Enron stepped on the greatest bankruptcy proceedings in U.S. history in December, 2001. After this event a corporate scandal will be continued. The reliance to a public stock market was made to confused and it became a cause of the rapid fall of a stock market. The accounts corruption case of many companies had a question to the structure and responsibility of a company which he has invested. Sarbanes-Oxley Act is passed by U.S. Parliament and it is signed by the President Bush on July 30, 2002. As soon as the law affects an accountant's regulation, a financial analyst's duty, etc., it has resulted in a big change to Corporate Governance.

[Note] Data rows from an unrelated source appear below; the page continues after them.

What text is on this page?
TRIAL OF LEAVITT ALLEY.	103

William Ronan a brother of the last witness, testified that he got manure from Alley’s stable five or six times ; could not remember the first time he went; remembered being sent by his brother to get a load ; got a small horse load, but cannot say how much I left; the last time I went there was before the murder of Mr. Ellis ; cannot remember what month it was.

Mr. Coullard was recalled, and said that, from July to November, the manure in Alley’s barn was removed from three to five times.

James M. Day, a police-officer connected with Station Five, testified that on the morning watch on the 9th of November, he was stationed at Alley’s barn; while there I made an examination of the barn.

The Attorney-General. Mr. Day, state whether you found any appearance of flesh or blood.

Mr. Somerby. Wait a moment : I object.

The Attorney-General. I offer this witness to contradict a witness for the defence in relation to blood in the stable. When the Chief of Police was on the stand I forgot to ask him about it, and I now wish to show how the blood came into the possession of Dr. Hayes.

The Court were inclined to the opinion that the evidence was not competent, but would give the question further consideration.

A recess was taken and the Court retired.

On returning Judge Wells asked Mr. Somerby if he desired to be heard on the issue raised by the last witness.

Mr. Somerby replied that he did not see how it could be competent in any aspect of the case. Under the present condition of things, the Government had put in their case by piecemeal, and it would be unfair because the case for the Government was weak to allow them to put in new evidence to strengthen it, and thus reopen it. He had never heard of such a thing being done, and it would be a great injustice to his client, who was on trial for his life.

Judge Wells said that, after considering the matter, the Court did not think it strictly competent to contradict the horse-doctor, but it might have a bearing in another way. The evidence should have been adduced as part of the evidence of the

The Corporate Reform Law(Sarbanes-Oxley Act) includes a wide range reform. It is as follows that it is main in it. ① Foundation of the Public Company Accounting Oversight Board(PCAOB) which watches an accounting process, ② Addition of the new requirements for independency reservation of being the audit committee and auditor of a company, ③ The ban on offer of non-inspecting business, such as consulting to an auditor's customer, ④ At ordering things for what is attested to the accuracy of a corporate financial statement to a chief executive officer(CEO) and the highest finance officer(CFO), ⑤ An internal control system is established so that accuracy of financial data may be made security, ⑥ It is required that fixed dealings account book outside should be indicated and ⑦ It is restricting a company doing individual loan to an director etc.
Regulations of the U.S. Corporate Reform Law(Sarbanes-Oxley Act) concerning corporate governance had big influence on each country and our country. The signature system by the manager for bona-fides reservation of a filing with information on the securities being offered like as prospectus, the internal accounting management system of a company, an auditor's independency strengthening system, a class action system, etc. are such an examples. U.S. Corporate Reform Law is considered by affecting the company related legislation of our country continuously in the future. At least, the corporate governance system concerning accounts transparency i.e., an inspector, and a audit committee and various kinds of systems concerning independency of an auditor may protect the refits protection of the investor and the reliance of the investment market. It can recognize that the improvement of accounts transparency having carried out indispensable.